The second link has been truncated -- it ends with
thumb_pages/centre_point.htm

pattinase (abbott) said...

I like Stephen'e idea but I think Pierre nailed it. It makes complete sense. Too bad though I could use the room.

Ray said...

I have a 'Silent Hill' moment here.
It's not that the house is empty but in another time - a time that runs in parallel with our world.
In November the various residents will celebrate Thanksgiving and the house will be bedecked for Christmas. There will be a tree in the window.
Quietly, in the dead of night, a man will enter the house and stand by the window. He knows that the tree is there and he will place two presents beneath that tree.
He will step back and glance towards the open kitchen door because he knows his wife and daughter are standing there. He wishes them a 'Merry Christmas' and he knows that they are smiling at him and wishing the same back to him.
As he leaves, he glances back to the window and knows that they are watching him.
One day, he believes, his wife and child will join him once more. Return from that place where they disappeared 10 years before.

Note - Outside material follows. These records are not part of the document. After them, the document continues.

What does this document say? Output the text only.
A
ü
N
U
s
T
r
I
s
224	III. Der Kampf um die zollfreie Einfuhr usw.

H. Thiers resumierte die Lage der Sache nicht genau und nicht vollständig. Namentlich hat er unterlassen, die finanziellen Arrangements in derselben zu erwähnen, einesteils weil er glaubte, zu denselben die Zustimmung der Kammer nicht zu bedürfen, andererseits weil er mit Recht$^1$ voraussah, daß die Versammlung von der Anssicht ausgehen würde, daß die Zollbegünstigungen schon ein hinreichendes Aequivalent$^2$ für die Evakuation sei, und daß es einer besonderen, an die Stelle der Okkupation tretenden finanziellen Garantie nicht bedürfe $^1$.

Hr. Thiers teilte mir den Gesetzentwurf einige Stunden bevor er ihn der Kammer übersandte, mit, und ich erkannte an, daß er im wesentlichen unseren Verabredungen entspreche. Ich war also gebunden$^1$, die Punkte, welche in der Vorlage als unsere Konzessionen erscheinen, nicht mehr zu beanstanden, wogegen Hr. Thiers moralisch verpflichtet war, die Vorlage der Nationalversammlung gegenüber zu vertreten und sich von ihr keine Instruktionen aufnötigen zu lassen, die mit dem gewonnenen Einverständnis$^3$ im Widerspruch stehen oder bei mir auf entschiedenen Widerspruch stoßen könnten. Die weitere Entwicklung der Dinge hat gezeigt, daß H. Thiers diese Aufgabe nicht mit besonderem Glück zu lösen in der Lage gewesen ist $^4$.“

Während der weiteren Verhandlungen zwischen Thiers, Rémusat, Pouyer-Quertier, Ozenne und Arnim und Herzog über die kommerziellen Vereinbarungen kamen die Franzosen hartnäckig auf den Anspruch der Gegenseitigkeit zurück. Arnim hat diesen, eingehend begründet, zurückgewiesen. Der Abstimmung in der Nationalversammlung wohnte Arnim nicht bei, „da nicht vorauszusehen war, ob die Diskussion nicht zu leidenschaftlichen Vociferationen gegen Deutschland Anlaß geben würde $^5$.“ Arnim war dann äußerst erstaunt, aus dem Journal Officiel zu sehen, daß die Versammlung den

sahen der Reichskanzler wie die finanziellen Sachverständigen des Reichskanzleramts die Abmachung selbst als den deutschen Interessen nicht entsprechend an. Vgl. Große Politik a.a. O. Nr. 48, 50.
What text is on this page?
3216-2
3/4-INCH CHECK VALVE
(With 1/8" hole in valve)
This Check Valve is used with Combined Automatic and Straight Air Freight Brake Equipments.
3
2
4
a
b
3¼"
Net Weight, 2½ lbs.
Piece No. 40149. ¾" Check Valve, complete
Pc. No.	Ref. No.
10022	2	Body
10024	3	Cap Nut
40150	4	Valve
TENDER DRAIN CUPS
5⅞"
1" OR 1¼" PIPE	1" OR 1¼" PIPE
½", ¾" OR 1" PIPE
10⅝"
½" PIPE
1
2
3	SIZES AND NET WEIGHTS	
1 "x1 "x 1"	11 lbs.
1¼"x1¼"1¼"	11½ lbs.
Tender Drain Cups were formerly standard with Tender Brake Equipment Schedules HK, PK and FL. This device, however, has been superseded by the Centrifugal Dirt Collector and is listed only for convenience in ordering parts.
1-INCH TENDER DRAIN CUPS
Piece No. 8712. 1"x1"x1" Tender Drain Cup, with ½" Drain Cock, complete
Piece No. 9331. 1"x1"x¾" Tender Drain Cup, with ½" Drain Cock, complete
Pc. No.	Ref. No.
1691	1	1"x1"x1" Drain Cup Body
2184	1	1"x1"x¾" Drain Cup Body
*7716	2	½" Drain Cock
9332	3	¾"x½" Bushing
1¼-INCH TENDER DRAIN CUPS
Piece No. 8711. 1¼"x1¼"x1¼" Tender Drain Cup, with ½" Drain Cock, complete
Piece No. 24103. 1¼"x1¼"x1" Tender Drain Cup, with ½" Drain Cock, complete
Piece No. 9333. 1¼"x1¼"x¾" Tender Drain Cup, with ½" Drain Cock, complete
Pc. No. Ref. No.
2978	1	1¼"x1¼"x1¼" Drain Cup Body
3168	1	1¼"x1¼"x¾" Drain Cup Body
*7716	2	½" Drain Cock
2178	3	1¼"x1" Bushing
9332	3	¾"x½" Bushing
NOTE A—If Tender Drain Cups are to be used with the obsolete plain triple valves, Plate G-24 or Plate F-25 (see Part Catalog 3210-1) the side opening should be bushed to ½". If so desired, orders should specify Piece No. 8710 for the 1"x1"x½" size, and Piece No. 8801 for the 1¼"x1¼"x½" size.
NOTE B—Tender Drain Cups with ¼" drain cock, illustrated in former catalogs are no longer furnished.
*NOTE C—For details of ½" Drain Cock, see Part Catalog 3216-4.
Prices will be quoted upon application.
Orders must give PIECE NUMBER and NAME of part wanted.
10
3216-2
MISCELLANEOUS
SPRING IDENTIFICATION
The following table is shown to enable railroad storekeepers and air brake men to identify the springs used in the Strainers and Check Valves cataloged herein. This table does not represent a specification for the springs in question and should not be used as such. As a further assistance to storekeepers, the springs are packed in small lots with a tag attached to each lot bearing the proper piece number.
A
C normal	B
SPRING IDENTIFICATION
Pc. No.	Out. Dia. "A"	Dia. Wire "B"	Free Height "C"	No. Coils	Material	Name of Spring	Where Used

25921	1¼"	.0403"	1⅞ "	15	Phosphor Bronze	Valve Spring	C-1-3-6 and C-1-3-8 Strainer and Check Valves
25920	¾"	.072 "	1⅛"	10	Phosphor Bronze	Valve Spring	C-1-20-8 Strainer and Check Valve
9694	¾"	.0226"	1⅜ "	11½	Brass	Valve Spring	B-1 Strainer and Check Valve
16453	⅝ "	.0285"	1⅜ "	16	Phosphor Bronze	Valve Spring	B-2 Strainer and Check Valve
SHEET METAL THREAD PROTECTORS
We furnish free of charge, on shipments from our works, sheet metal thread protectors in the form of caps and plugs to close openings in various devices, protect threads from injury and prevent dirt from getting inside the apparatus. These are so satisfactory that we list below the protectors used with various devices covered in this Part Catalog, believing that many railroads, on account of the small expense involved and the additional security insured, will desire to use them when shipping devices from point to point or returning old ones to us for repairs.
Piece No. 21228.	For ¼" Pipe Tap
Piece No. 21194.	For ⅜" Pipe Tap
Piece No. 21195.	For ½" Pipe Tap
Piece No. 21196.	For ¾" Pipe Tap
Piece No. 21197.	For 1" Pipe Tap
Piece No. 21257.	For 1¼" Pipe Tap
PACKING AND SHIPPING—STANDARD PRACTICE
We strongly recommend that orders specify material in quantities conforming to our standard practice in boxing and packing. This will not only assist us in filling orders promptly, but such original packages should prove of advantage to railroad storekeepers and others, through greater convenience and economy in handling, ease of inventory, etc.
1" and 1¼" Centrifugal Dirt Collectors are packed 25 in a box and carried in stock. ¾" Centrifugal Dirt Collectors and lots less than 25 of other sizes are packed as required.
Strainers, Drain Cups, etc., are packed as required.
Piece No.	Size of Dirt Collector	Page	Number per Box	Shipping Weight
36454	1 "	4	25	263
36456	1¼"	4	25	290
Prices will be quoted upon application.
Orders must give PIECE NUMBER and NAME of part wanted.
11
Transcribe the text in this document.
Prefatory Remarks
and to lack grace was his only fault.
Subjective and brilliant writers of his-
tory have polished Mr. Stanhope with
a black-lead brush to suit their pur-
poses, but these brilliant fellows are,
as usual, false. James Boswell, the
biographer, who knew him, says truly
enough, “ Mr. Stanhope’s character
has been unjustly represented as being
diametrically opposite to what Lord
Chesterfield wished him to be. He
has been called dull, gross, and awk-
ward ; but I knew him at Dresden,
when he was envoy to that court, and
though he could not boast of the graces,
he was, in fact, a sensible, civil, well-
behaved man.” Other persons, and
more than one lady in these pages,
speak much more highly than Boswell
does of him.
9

pattinase (abbott) said...

Oh, good one. I love those kind of tales. Like The Third Level by Jack Finney. I'll be on the lookout for a Christmas tree in the window.

Gerard said...

A local safe house for the FBI or a different and more nefarious organization.

A secret trysting location for the ultra wealthy.

pattinase (abbott) said...

There's a little traffic going in and out of there. But not much. I'm gonna keep a better eye on it though.

Scott Parker said...

Perhaps it's the season but I see a young adult mystery story on Halloween night. Four youngsters, none older than 12, three boys and one girl. It's Halloween night and they are all dressed up as their favorite characters. The youngest boy, aged 11, is an avid reader of mysteries (Hardy Boys, new stuff) and has an active imagination. The late-night activity he's seen in recent days at this supposedly empty house has convinced him that something is afoot. He convinces his three friends to walk by the house on Halloween just to see what's what. Since no one walks past that house, the bad guys don't always have to be quiet. As the four friends look at the darkened house, they see a flash of a match then the wavering light of a candle. They watch as the light moves from the first floor to the second floor. Ducking behind the hedge on the street side, the friends see a figure silhouetted against the curtains on the second floor window. Then, the girl sees another figure sneaking behind the house. A few seconds later, the silhouetted figure turns quickly as if he heard something downstairs. The light is extinguished. The friends hear a cry and a bump. They look around the street. No one is out. They are alone. In the moonlight, they can see the fear in each other's eyes. But the mystery reader wants to know more. He stands and rushes to the edge of the house. Peering into the front window. The other three, still hunkering down behind the hedge, hear their friend gasp. From the end of the street, headlights pierce the darkness. The car is approaching...

pattinase (abbott) said...

That's much better than my best guess which was some elaborate money-laundering scheme.

Scott Parker said...

Nah, not better, just different. That's the beauty of many authors writing on the same picture (or quote). I really like the idea you presented with the common opening of the flash fiction exercise. I'd have done it but I'm quite focused on completing my second novel by Thanksgiving. I hope you do it again so I can submit something.

Actually, you know what? Why don't you do another fiction exercise with the photo as the jumping off point?